Oil Falls From Four-Month High Amid Debt-Ceiling Talks
By Mark Shenk
Oil dropped from the highest level in almost four months on concern that debt-ceiling talks will harm the U.S. economy and as a gauge of New York-area manufacturing contracted for a sixth straight month.
Futures in New York declined as much as 0.6 percent after President Barack Obama said yesterday he won’t bargain with Republicans over raising the government’s debt limit and called for separate discussions on spending cuts. The Federal Reserve Bank of New York’s general economic index fell to minus 7.8 this month from a revised minus 7.3 in December.

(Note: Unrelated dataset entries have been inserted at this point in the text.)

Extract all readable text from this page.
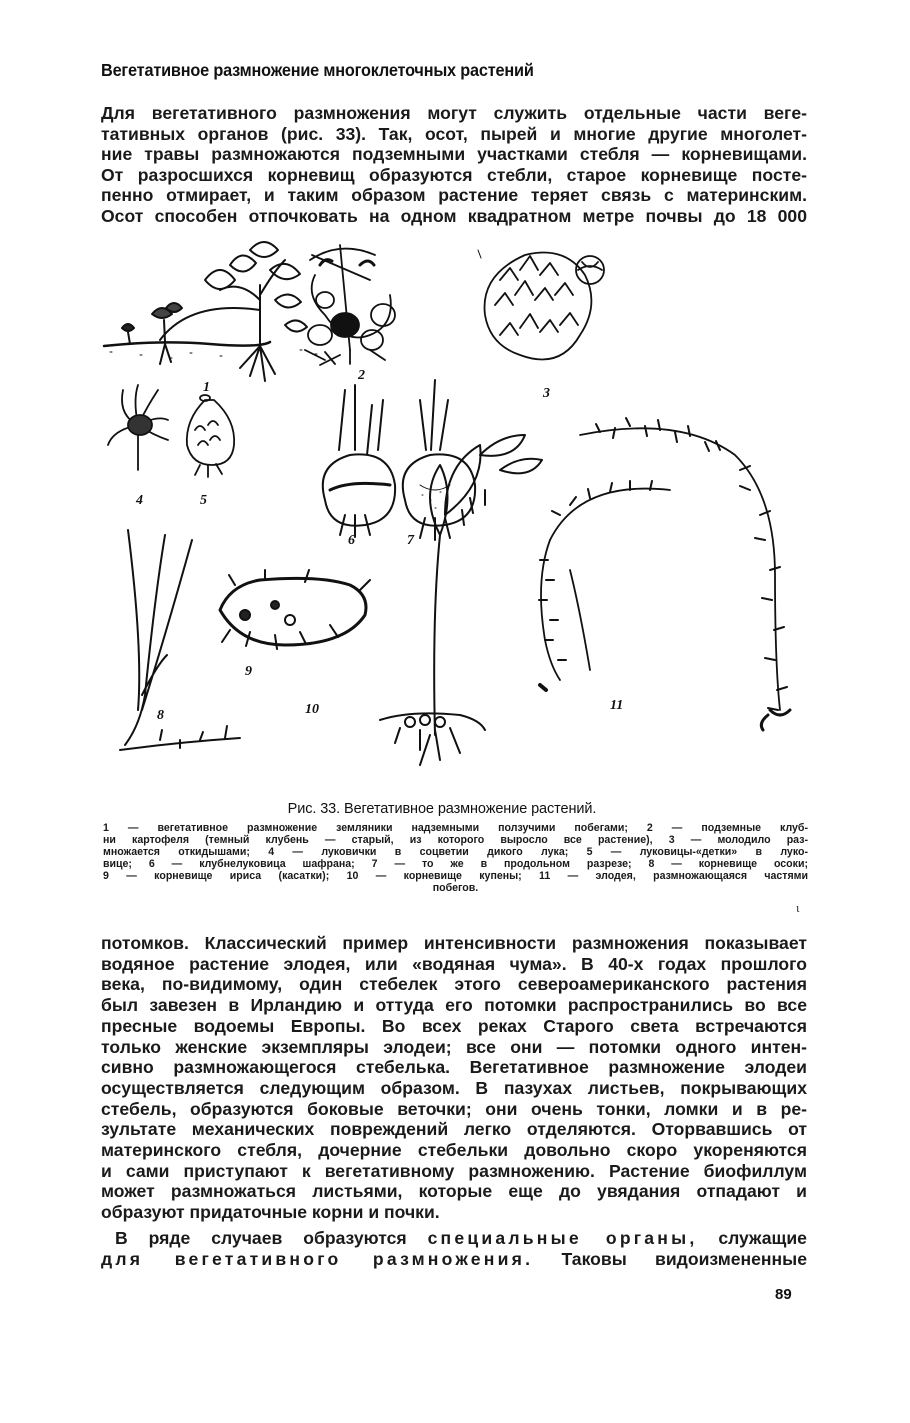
Вегетативное размножение многоклеточных растений
Для вегетативного размножения могут служить отдельные части веге-
тативных органов (рис. 33). Так, осот, пырей и многие другие многолет-
ние травы размножаются подземными участками стебля — корневищами.
От разросшихся корневищ образуются стебли, старое корневище посте-
пенно отмирает, и таким образом растение теряет связь с материнским.
Осот способен отпочковать на одном квадратном метре почвы до 18 000
1
2
3
4	5
6	7
8
9
10	11
Рис. 33. Вегетативное размножение растений.
1 — вегетативное размножение земляники надземными ползучими побегами; 2 — подземные клуб-
ни картофеля (темный клубень — старый, из которого выросло все растение), 3 — молодило раз-
множается откидышами; 4 — луковички в соцветии дикого лука; 5 — луковицы-«детки» в луко-
вице; 6 — клубнелуковица шафрана; 7 — то же в продольном разрезе; 8 — корневище осоки;
9 — корневище ириса (касатки); 10 — корневище купены; 11 — элодея, размножающаяся частями
побегов.
ɩ
потомков. Классический пример интенсивности размножения показывает
водяное растение элодея, или «водяная чума». В 40-х годах прошлого
века, по-видимому, один стебелек этого североамериканского растения
был завезен в Ирландию и оттуда его потомки распространились во все
пресные водоемы Европы. Во всех реках Старого света встречаются
только женские экземпляры элодеи; все они — потомки одного интен-
сивно размножающегося стебелька. Вегетативное размножение элодеи
осуществляется следующим образом. В пазухах листьев, покрывающих
стебель, образуются боковые веточки; они очень тонки, ломки и в ре-
зультате механических повреждений легко отделяются. Оторвавшись от
материнского стебля, дочерние стебельки довольно скоро укореняются
и сами приступают к вегетативному размножению. Растение биофиллум
может размножаться листьями, которые еще до увядания отпадают и
образуют придаточные корни и почки.
В ряде случаев образуются специальные органы, служащие
для вегетативного размножения. Таковы видоизмененные
89
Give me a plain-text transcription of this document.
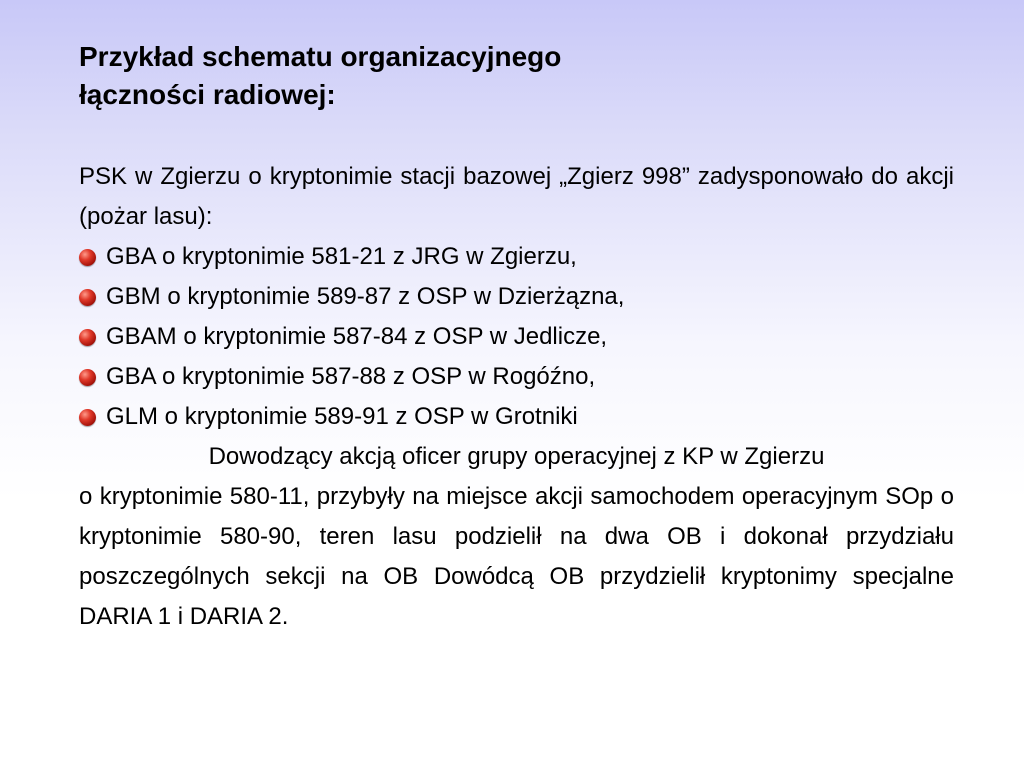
Przykład schematu organizacyjnego
łączności radiowej:

PSK w Zgierzu o kryptonimie stacji bazowej „Zgierz 998” zadysponowało do akcji (pożar lasu):

GBA o kryptonimie 581-21 z JRG w Zgierzu,
GBM o kryptonimie 589-87 z OSP w Dzierżązna,
GBAM o kryptonimie 587-84 z OSP w Jedlicze,
GBA o kryptonimie 587-88 z OSP w Rogóźno,
GLM o kryptonimie 589-91 z OSP w Grotniki

Dowodzący akcją oficer grupy operacyjnej z KP w Zgierzu

o kryptonimie 580-11, przybyły na miejsce akcji samochodem operacyjnym SOp o kryptonimie 580-90, teren lasu podzielił na dwa OB i dokonał przydziału poszczególnych sekcji na OB Dowódcą OB przydzielił kryptonimy specjalne DARIA 1 i DARIA 2.
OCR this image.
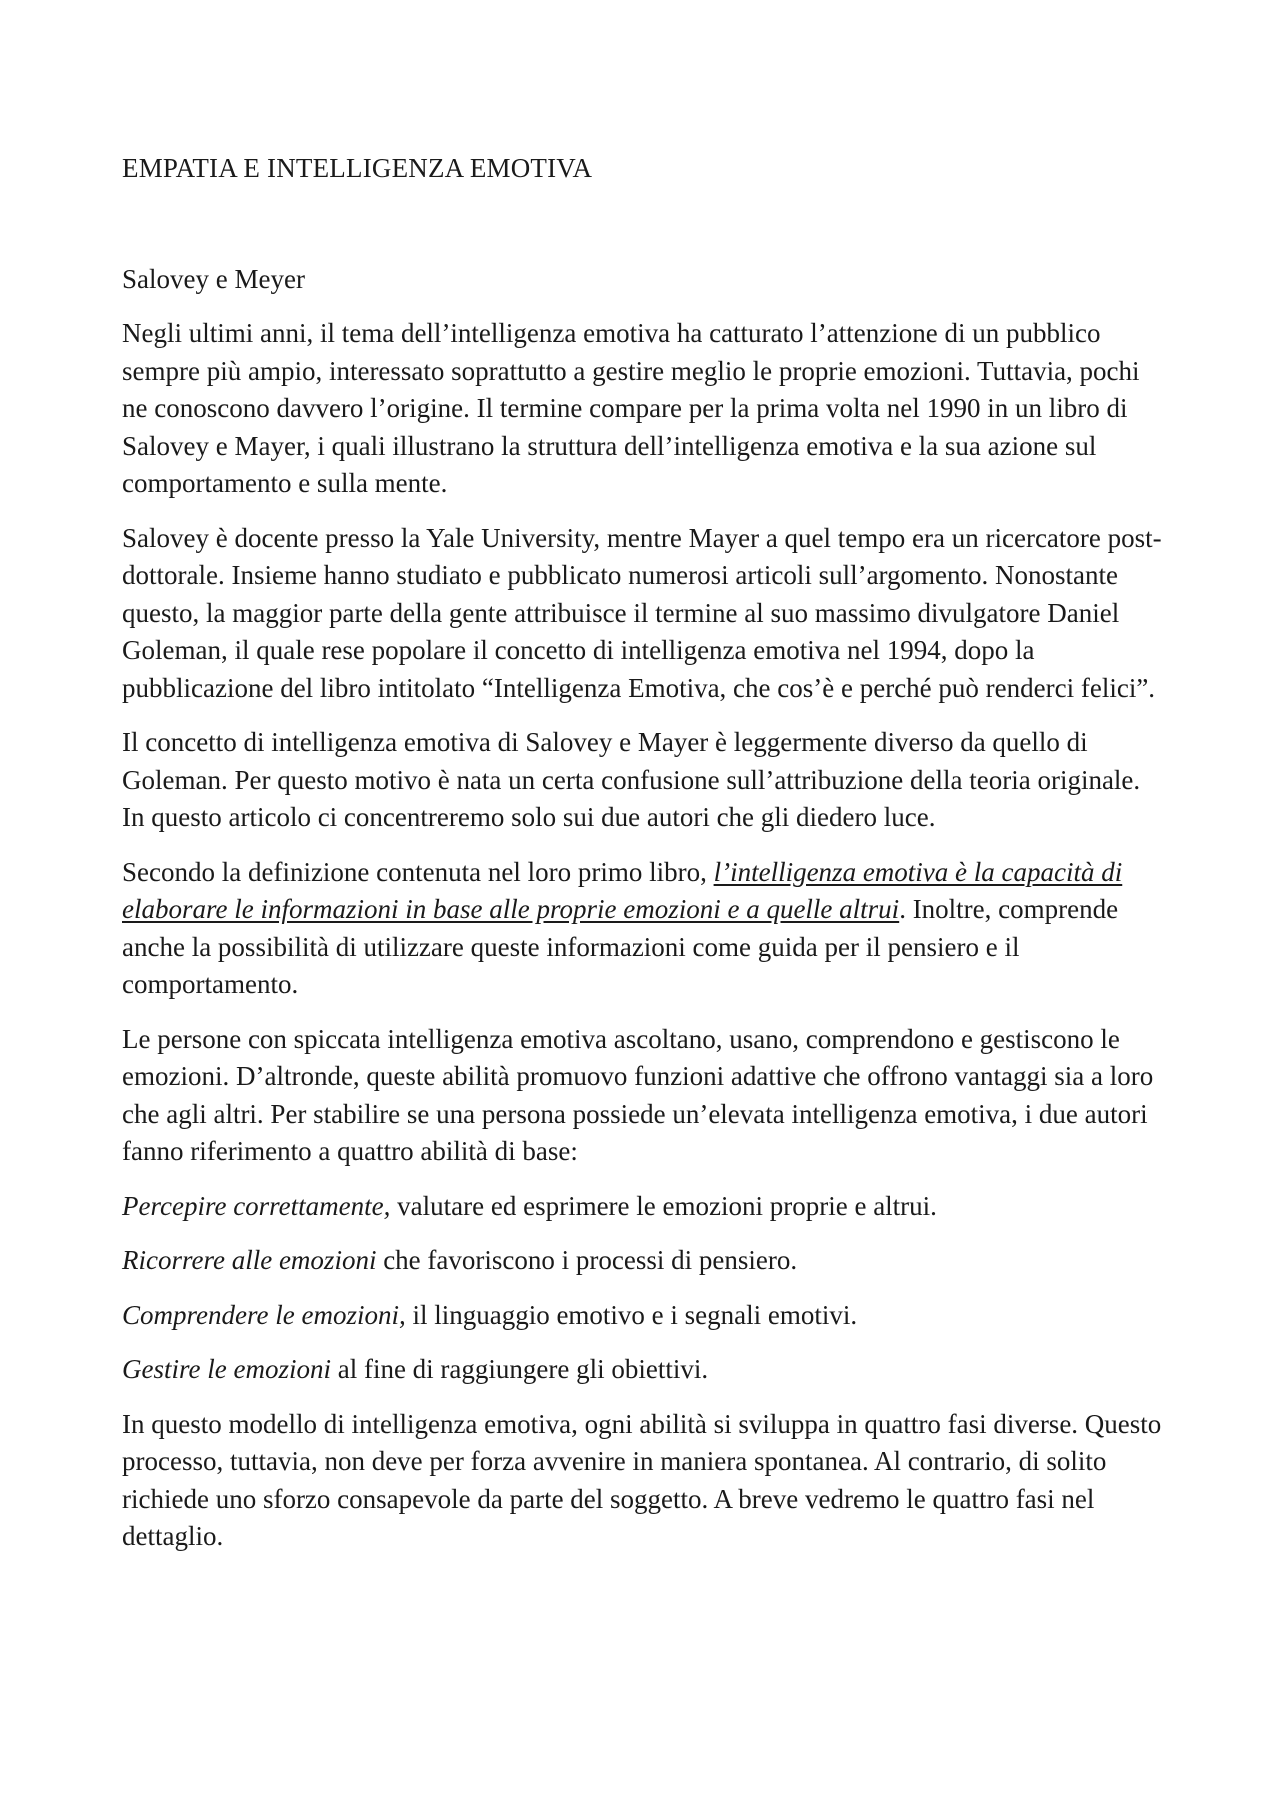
EMPATIA E INTELLIGENZA EMOTIVA
Salovey e Meyer

Negli ultimi anni, il tema dell’intelligenza emotiva ha catturato l’attenzione di un pubblico sempre più ampio, interessato soprattutto a gestire meglio le proprie emozioni. Tuttavia, pochi ne conoscono davvero l’origine. Il termine compare per la prima volta nel 1990 in un libro di Salovey e Mayer, i quali illustrano la struttura dell’intelligenza emotiva e la sua azione sul comportamento e sulla mente.

Salovey è docente presso la Yale University, mentre Mayer a quel tempo era un ricercatore post-dottorale. Insieme hanno studiato e pubblicato numerosi articoli sull’argomento. Nonostante questo, la maggior parte della gente attribuisce il termine al suo massimo divulgatore Daniel Goleman, il quale rese popolare il concetto di intelligenza emotiva nel 1994, dopo la pubblicazione del libro intitolato “Intelligenza Emotiva, che cos’è e perché può renderci felici”.

Il concetto di intelligenza emotiva di Salovey e Mayer è leggermente diverso da quello di Goleman. Per questo motivo è nata un certa confusione sull’attribuzione della teoria originale. In questo articolo ci concentreremo solo sui due autori che gli diedero luce.

Secondo la definizione contenuta nel loro primo libro, l’intelligenza emotiva è la capacità di elaborare le informazioni in base alle proprie emozioni e a quelle altrui. Inoltre, comprende anche la possibilità di utilizzare queste informazioni come guida per il pensiero e il comportamento.

Le persone con spiccata intelligenza emotiva ascoltano, usano, comprendono e gestiscono le emozioni. D’altronde, queste abilità promuovo funzioni adattive che offrono vantaggi sia a loro che agli altri. Per stabilire se una persona possiede un’elevata intelligenza emotiva, i due autori fanno riferimento a quattro abilità di base:

Percepire correttamente, valutare ed esprimere le emozioni proprie e altrui.

Ricorrere alle emozioni che favoriscono i processi di pensiero.

Comprendere le emozioni, il linguaggio emotivo e i segnali emotivi.

Gestire le emozioni al fine di raggiungere gli obiettivi.

In questo modello di intelligenza emotiva, ogni abilità si sviluppa in quattro fasi diverse. Questo processo, tuttavia, non deve per forza avvenire in maniera spontanea. Al contrario, di solito richiede uno sforzo consapevole da parte del soggetto. A breve vedremo le quattro fasi nel dettaglio.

“Concerns about a possible U.S. default are starting to be felt,” said John Kilduff, a partner at Again Capital LLC, a New York-based hedge fund that focuses on energy. “This is going to roil all the markets.”
Crude oil for February delivery decreased 30 cents, or 0.3 percent, to $93.84 a barrel at 11:39 a.m. on the New York Mercantile Exchange. The contract increased to $94.14 yesterday, the highest settlement since Sept. 18. Prices are down 4.9 percent from a year earlier.
Brent for February settlement dropped 71 cents, or 0.6 percent, to $111.17 a barrel on the London-based ICE Futures Europe exchange. February futures expire tomorrow. The more- active March contract fell 58 cents, or 0.5 percent, to $110.37.